U.S. Chamber Urges Opposition to Counterproductive 'Buy American' Provisions in Senate Jobs Bill
WASHINGTON, D.C.—The U.S. Chamber of Commerce, along with a broad collection of other associations, sent a letter to Senate leaders today opposing 'Buy American' requirements in the upcoming jobs bill.
"We should not be including job-killing requirements in a job-creating bill," said Bruce Josten, executive vice president of Government Affairs for the U.S. Chamber. "We hope the Senate sees the errors of the 'Buy American' requirements in the Recovery Act and decides against inclusion in this bill.

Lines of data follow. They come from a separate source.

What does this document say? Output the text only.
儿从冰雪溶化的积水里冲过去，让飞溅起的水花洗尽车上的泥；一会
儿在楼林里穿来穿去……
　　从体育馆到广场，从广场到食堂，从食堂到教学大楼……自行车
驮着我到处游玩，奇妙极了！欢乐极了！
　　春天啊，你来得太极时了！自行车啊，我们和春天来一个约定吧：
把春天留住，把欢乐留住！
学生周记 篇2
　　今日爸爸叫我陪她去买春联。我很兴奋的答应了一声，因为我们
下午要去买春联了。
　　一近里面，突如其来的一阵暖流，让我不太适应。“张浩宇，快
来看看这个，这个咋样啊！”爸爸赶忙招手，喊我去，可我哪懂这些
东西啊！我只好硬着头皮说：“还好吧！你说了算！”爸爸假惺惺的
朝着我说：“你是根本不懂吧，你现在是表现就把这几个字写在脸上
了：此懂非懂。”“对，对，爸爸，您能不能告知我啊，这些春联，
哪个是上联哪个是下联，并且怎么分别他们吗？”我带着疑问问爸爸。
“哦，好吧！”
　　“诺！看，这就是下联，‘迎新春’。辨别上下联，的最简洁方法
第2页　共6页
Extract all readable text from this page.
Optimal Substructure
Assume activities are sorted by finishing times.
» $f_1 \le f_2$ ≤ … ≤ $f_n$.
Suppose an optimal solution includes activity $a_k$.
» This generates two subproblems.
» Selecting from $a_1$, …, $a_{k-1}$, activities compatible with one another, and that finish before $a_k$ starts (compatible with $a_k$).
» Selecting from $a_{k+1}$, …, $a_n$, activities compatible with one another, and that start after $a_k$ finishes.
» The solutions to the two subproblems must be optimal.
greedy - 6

"The 'Buy American' rules are now backfiring on the United States, stunting job creation, delaying projects, and causing retaliation abroad," he said. "As we approach the anniversary of the passing of the Recovery Act, we should learn from our mistakes and avoid including such rules in future legislation."
The U.S. Chamber released a study in September 2009 that found the cost of 'Buy American' rules in the recovery act is substantial, especially as other countries implement mirroring 'buy national' policies of their own. If foreign governments lock U.S. companies out of just one percent of their own stimulus spending, the net U.S. job loss could surpass 170,000.
The U.S. Chamber is the world's largest business federation representing the interests of more than 3 million businesses and organizations of every size, sector, and region.